Ellas quieren ir a misa. Impregnar su pelo con laca como si no hubiera mañana, portar sus pulseras con la bandera nacional, lucir sus collares de perlas para que se note, se vea su nivel. Y, una vez dentro del templo, que Dios lo vea también. Se rocían la frente con unas gotas de agua bendita como si fuera un perfume de Chanel. Rezan por los pobres. Acuden al confesionario y se descubren excitadas al compartir sus secretitos con un hombre escondido tras una celosía (es un acto de contingencia sexual que encuentra su alivio cuando el padre proclama la absolución total de los pecados.
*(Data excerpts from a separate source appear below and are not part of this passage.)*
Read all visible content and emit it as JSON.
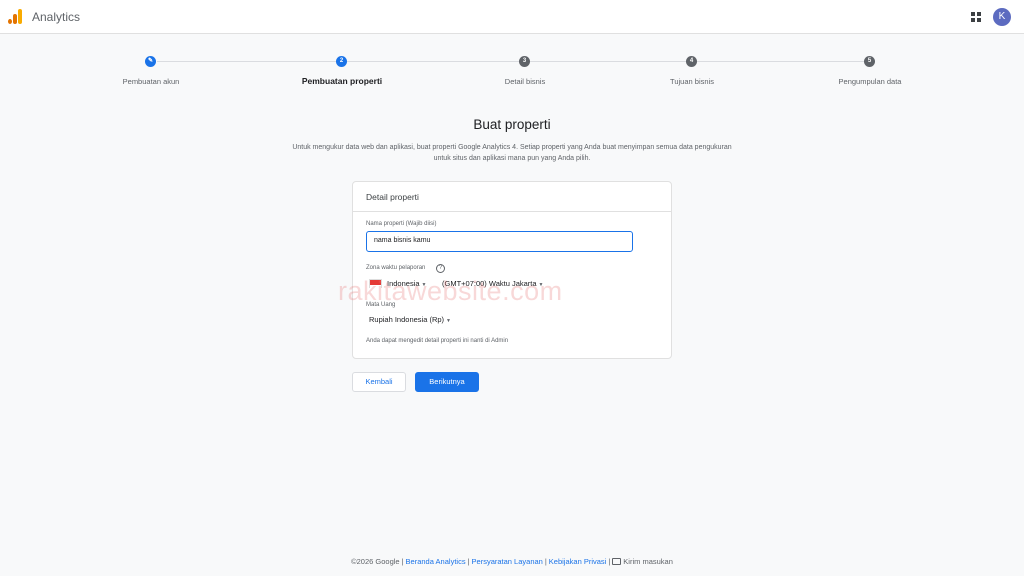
{
  "header": {
    "app_title": "Analytics",
    "logo_icon": "analytics-logo-icon",
    "apps_icon": "apps-grid-icon",
    "avatar_initial": "K"
  },
  "stepper": {
    "steps": [
      {
        "number": "✎",
        "label": "Pembuatan akun",
        "state": "completed"
      },
      {
        "number": "2",
        "label": "Pembuatan properti",
        "state": "current"
      },
      {
        "number": "3",
        "label": "Detail bisnis",
        "state": "upcoming"
      },
      {
        "number": "4",
        "label": "Tujuan bisnis",
        "state": "upcoming"
      },
      {
        "number": "5",
        "label": "Pengumpulan data",
        "state": "upcoming"
      }
    ]
  },
  "main": {
    "title": "Buat properti",
    "description": "Untuk mengukur data web dan aplikasi, buat properti Google Analytics 4. Setiap properti yang Anda buat menyimpan semua data pengukuran untuk situs dan aplikasi mana pun yang Anda pilih."
  },
  "card": {
    "title": "Detail properti",
    "property_name_label": "Nama properti (Wajib diisi)",
    "property_name_value": "nama bisnis kamu",
    "timezone_label": "Zona waktu pelaporan",
    "country_value": "Indonesia",
    "timezone_value": "(GMT+07:00) Waktu Jakarta",
    "currency_label": "Mata Uang",
    "currency_value": "Rupiah Indonesia (Rp)",
    "note": "Anda dapat mengedit detail properti ini nanti di Admin"
  },
  "actions": {
    "back_label": "Kembali",
    "next_label": "Berikutnya"
  },
  "watermark": "rakitawebsite.com",
  "footer": {
    "copyright": "©2026 Google",
    "links": [
      "Beranda Analytics",
      "Persyaratan Layanan",
      "Kebijakan Privasi"
    ],
    "feedback_label": "Kirim masukan"
  },
  "colors": {
    "accent": "#1a73e8",
    "background": "#f8f9fa",
    "step_inactive": "#5f6368"
  }
}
Qué placer.)
Antes de marcharse, se detienen un momento ante la tumba del generalísimo y dejan caer una flor sobre ella. Lo hacen con delicadeza, poniendo suma atención al gesto, con reverencia. Muy diferente a la actitud condescendiente que adoptan cuando arrojan calderilla sobre el vaso de plástico que un indigente sostiene con manos temblorosas. Pero ya se sabe: a los pobres no se les venera, se les compadece.
¿Qué derecho tenemos nosotros a robarles esos pequeños momentos de felicidad? Ellas quieren ir a misa y sí, quieren mantener caliente la tumba del dictador. Porque esa pequeña abadía del Valle de los caídos es un trozo de esa España que ganaron con la guerra y perdieron con la democracia. Dejemos sus liturgias en paz. Dejemos que el dictador siga manteniendo el orden desde el sepulcro en ese nostálgico reducto. Que nosotros ya tenemos un país entero para disfrutar de la libertad y reclamar un poco de justicia buscando a nuestros muertos. Parece que nunca tenemos suficiente, que no tenemos corazón. Ellas solo quieren ir a misa.